Inspecting the battery
Well finally most of us are defrosting and starting to see signs of spring, and we all know what that means…. Time to clear a path to our toys in the garage and pull ’em out!  The biggest problem you will see with spring time initial start up is the battery. If you were smart and kept your battery connected to a battery tender you should be 100% ready to roll, if not here is some info on battery’s and what to do next!
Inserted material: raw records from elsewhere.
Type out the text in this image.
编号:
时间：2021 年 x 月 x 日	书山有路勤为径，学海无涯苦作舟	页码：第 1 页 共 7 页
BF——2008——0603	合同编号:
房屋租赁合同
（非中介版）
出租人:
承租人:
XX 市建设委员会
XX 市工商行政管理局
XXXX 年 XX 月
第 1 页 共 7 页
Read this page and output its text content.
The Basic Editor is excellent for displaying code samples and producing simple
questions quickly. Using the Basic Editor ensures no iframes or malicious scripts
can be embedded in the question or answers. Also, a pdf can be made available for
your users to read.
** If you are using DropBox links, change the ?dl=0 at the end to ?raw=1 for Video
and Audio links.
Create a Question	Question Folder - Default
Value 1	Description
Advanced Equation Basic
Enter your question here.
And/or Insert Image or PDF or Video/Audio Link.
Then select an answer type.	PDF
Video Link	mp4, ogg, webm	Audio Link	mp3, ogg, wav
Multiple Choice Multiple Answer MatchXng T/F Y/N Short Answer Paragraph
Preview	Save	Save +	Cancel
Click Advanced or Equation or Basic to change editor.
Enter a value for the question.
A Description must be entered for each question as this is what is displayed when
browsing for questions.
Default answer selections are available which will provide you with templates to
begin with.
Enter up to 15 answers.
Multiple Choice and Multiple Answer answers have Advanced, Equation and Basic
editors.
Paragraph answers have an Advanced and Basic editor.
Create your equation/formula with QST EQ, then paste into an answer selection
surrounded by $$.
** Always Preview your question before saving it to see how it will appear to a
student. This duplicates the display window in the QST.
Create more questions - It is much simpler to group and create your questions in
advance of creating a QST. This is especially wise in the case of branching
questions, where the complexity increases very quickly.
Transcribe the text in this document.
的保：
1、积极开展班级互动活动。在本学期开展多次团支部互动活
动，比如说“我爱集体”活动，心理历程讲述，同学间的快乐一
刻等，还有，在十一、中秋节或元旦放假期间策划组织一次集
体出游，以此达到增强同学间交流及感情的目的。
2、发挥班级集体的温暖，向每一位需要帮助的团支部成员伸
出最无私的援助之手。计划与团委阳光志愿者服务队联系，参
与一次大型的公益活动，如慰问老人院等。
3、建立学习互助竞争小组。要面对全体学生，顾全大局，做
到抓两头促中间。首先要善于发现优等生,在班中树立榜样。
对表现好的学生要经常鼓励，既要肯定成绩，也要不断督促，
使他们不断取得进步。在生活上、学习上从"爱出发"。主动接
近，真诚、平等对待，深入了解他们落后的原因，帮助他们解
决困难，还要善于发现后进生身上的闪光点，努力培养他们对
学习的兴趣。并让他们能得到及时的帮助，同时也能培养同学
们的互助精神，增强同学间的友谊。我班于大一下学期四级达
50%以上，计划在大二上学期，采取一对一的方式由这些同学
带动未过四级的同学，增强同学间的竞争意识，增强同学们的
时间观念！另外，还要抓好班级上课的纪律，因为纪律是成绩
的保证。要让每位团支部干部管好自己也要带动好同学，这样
When you make your way to your battery the top  should be clean from dirt and residue.  If the cables and terminals have any oxidation or corrosion you will need to clean them with a wire brush or a piece of sandpaper. Check all the fasteners for tightness and any breakage. Look at the battery posts to make sure they haven’t been warped from overheating. Basically look the whole battery over for cracks or warps etc.   If your bike won’t start and it seems the battery is dead this is when having a volt meter comes in handy as this is what you’ll use to test the voltage of the battery. More often than not you’ll find that checking the cables for loose terminals, corrosion, frayed ends or worn insulation leading to a short is more than likely the culprit of the dead battery. If you don’t have a volt meter, call your local shop to get your bike in for an appointment and have the shop do a voltage test for you. A great safe and easy way to maintain the life of your battery is with a battery tender. This will charge the battery for you and keep your battery fully charged, prolonging the life of your battery.   When you hook the battery charger to the battery, red is for positive and black is for negative. Your tender will tell you when the battery is fully charged.  I recommend you take the battery off the bike to charge it, if the battery would happen to overcharge it can overflow and the acid would do things to your bike that won’t be pretty or safe to parts on your bike. (most batteries these days are a sealed type where they can’t overflow, so that might not be an issue for you) If you’re using a motorcycle Battery Tender you won’t have to worry about overcharging. The battery Tender will shut off automatically. Make sure the charger is turned off before you hook the battery up to it. Same thing when disconnecting, Have the charger turned off before removing the connectors.  If you do take the battery out of the bike the positive gets disconnected last when removing, and connected first when re-installing. Make sure you refer to your service manual before attempting battery removal.  NOTE. Always disconnect the negative cable first when removing, and connect the negative cable last when re-installing.  If when testing you find your battery is dead, then it’s time for a new battery. Head over to your local shop and get hooked up.